Am kommenden Donnerstag wird Nagelsmann seinen Kader für die ersten beiden Länderspiele im WM-Jahr gegen die Schweiz (27. März) und Ghana (30. März) bekanntgeben. Ob Bisseck dabei berücksichtigt wird, bleibt spannend. "Ich arbeite jeden Tag mit höchster Intensität dafür, der beste Fußballer zu werden, der ich sein kann", betonte der Inter-Profi, der es als "besonderes Privileg" empfindet, für die DFB-Auswahl auflaufen zu dürfen.

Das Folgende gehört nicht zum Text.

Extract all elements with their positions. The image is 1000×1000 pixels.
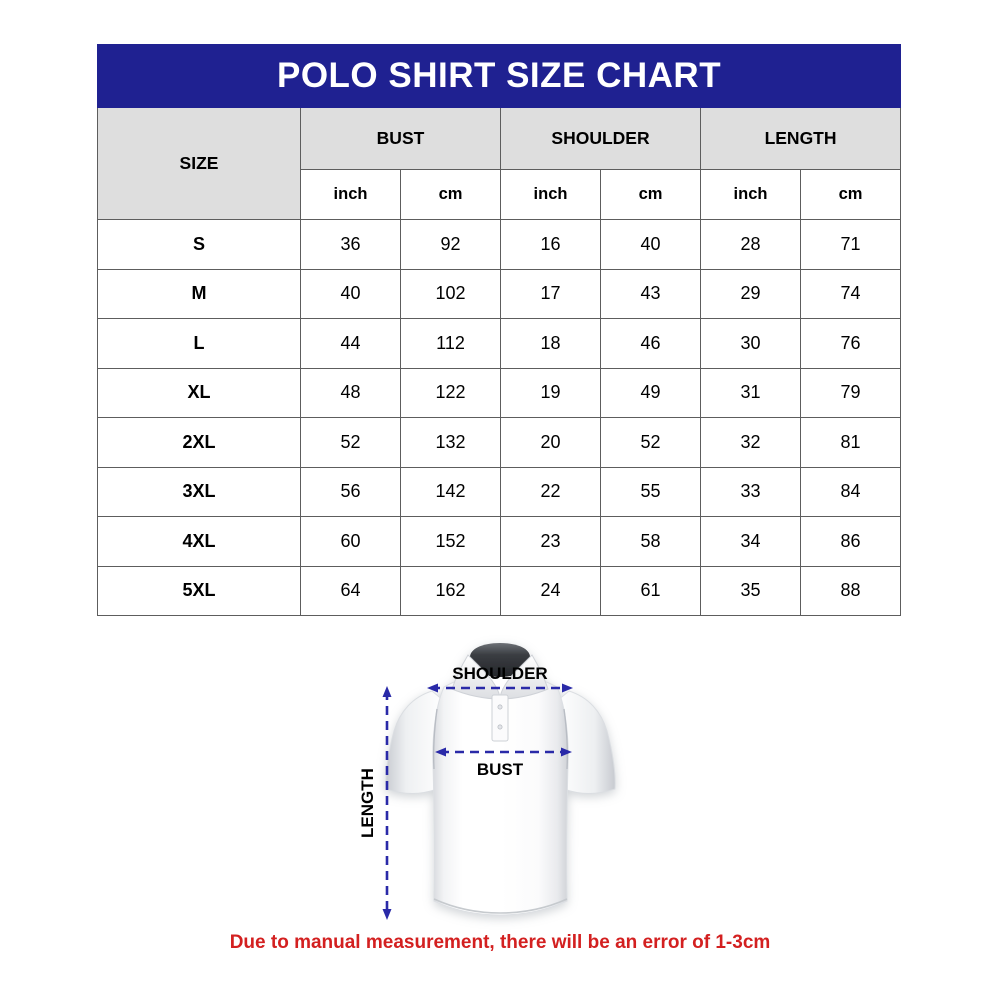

Statur als zusätzlicher Bonus

Neben seiner taktischen Flexibilität sieht der 1,96 Meter große Abwehrspieler einen weiteren klaren Vorteil für eine mögliche Nominierung. Mit seiner imposanten Statur könne er "bei Standardsituationen eine gewisse Gefahr ausstrahlen", so Bisseck. "Mein Hauptauftrag ist und bleibt natürlich, keine Tore zuzulassen", stellte er klar, "aber gelegentlich vorne einen Treffer zu erzielen, schadet ja definitiv nicht." Bei Inter Mailand gelang ihm diese Verbindung von defensiver Stabilität und offensivem Beitrag in bisher 96 Spielen siebenmal.

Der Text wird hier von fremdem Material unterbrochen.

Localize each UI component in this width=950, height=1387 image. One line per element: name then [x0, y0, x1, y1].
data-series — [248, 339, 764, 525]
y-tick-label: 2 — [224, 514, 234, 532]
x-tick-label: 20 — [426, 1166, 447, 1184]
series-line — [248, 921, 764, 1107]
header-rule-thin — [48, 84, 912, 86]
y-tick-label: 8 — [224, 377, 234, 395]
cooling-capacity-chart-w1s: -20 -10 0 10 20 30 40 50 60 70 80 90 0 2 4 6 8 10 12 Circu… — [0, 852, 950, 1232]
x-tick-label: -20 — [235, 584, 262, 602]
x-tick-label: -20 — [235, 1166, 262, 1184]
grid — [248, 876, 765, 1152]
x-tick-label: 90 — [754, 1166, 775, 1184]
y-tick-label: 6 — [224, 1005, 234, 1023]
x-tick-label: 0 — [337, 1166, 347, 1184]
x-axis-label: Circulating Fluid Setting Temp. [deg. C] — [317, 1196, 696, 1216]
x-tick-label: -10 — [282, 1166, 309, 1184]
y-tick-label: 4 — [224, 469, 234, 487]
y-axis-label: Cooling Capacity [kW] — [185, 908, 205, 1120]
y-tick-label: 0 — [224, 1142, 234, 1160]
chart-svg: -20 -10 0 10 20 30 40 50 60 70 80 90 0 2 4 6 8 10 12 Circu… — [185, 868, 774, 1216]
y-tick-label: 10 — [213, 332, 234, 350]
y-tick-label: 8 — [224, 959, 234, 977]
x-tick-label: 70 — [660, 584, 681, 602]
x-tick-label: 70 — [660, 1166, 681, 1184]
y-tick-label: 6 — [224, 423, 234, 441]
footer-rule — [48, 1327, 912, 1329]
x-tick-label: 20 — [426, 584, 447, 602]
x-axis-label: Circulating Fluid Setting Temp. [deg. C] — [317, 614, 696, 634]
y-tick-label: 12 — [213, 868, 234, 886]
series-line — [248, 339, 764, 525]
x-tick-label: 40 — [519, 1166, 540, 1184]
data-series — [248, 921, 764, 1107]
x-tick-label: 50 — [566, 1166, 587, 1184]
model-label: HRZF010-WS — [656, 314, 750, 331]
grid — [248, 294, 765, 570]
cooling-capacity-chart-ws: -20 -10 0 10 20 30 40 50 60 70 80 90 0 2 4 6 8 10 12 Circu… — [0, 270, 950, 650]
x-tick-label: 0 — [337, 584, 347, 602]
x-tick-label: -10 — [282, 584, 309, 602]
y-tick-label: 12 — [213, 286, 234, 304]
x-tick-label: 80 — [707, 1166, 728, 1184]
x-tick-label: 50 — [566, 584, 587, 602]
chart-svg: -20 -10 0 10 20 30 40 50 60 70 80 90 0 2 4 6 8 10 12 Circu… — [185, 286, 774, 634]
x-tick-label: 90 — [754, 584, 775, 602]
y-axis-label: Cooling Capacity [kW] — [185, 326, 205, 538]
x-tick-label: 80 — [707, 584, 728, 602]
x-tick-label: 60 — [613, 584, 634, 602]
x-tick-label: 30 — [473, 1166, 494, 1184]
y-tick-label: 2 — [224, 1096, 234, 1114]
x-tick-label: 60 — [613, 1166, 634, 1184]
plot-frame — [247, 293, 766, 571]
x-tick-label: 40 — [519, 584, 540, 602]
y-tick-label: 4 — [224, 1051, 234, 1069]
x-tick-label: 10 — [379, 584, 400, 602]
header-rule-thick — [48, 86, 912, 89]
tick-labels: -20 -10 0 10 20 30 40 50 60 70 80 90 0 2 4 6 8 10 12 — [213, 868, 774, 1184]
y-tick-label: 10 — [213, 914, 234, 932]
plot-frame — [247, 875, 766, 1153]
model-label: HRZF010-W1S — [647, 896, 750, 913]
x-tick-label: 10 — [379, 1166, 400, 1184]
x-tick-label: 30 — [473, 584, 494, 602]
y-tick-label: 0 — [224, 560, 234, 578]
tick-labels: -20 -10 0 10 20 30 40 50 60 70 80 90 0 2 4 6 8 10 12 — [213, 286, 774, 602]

Die kommenden Tage werden zeigen, ob Bundestrainer Nagelsmann Bissecks Argumente überzeugend findet und den vielseitigen Verteidiger in seinen WM-Kader beruft. Die Flexibilität des 25-Jährigen könnte sich in einem Turnier mit engem Spielplan als wertvolles taktisches Werkzeug erweisen.